1866 Bingöl earthquake
- Local date: 12 May 1866
- Local time: Late afternoon
- Magnitude: M_{s} 7.2
- Epicenter: 39°12′N 41°00′E﻿ / ﻿39.2°N 41.0°E
- Areas affected: Turkey
- Max. intensity: MSK-64 IX (Destructive)
- Casualties: >680 fatalities

= 1866 Bingöl earthquake =

Earthquake in Turkey

The 1866 Bingöl earthquake struck the Ottoman Empire on 12 May. It had an estimated surface-wave magnitude of 7.2 and was associated with faulting along the East Anatolian Fault. The earthquake resulted in over 680 fatalities and the destruction of thousands of homes in Bingöl Province.

==Tectonic setting==
The East Anatolian Fault, a 700 km northeast–southwest left-lateral transform fault, represents the boundary between the Anatolian and Arabian plates. The fault displays slip rates that decrease from the east at 10 mm per year to the west, where it is 1–4 mm per year. It was associated with large earthquakes in 1789 (M 7.2), 1795 (M 7.0), 1872 (M 7.2), 1874 (M 7.1), 1875 (M 6.7), 1893 (M 7.1), and 2020 (6.8). These earthquakes ruptured individual segments of the fault. This intracontinental transform fault is the second-largest strike-slip fault in Turkey. The northeastern segment is known as the Karlıova Segment, which has not produced a major earthquake since 1866. An adjacent segment to the southwest ruptured in the 1971 Bingöl earthquake.

==Earthquake==
The estimated surface-wave magnitude was 7.2, with a maximum MSK-64 intensity of IX (Destructive) assigned to areas with heavy damage and surface rupture. Surface ruptures were observed in the Göynük Valley, extending south from Halipan village to the Varto district in the north for an estimated 45 km. The earthquake was associated with rupture along the northeastern East Anatolian Fault and occurred at the Karlıova triple junction where it meets the North Anatolian Fault. The entire 34 km of the Karlıova Segment and 10 km of the Ilıca Segment were associated with the earthquake. Surface offsets were estimated at 3.5 ± 0.1 m.

==Impact==
The Russian consul in Erzurum documented the earthquake's effects, reporting heavy damage along the Göynuk Valley—extending from Çobantaşı in the southwest to Karlıova in the northeast. The French consul of Erzurum also visited the area, documenting severe damage in the districts of Kiğı, Capakcur, and areas further south.

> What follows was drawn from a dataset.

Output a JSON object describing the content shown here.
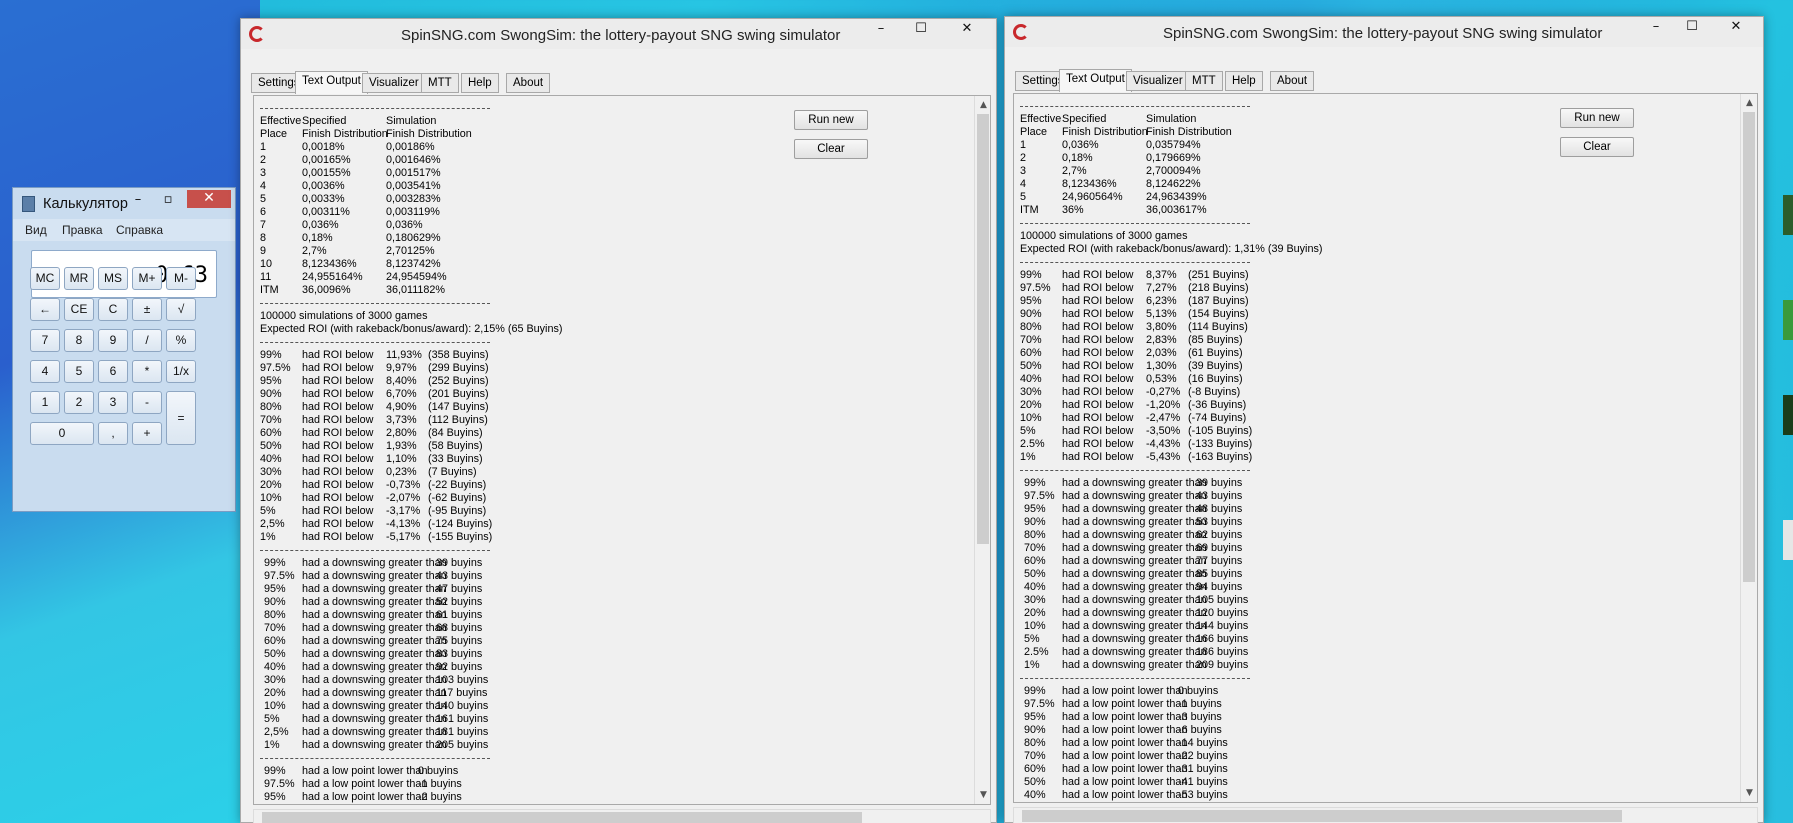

In the eastern part of Kiğı District, most villages were nearly flattened. At least 1,106 homes were destroyed, and 470 people died in Kiğı District's Göynuk township. In Kurtyuzu township, 100 people died, and 448 homes were razed. In Capakcur District, there were 20 deaths and 200 homes destroyed. At Hromek township, Varto District, 483 homes were ruined or badly damaged. At Asagi Varto, 90 people died, and 136 homes were partly or totally destroyed. An unspecified number of Zazas also died in the Simsor area.

Shaking was felt in Muş and Hınıs. In Erzurum, some chimneys fell, and one house collapsed. Along the hillside, some homes were damaged, causing widespread panic across the town. Shaking was also felt hundreds of kilometers away in Erzincan, Ordu, and Diyarbakır. Minor damage and cracks in plaster walls were observed in Diyarbakır.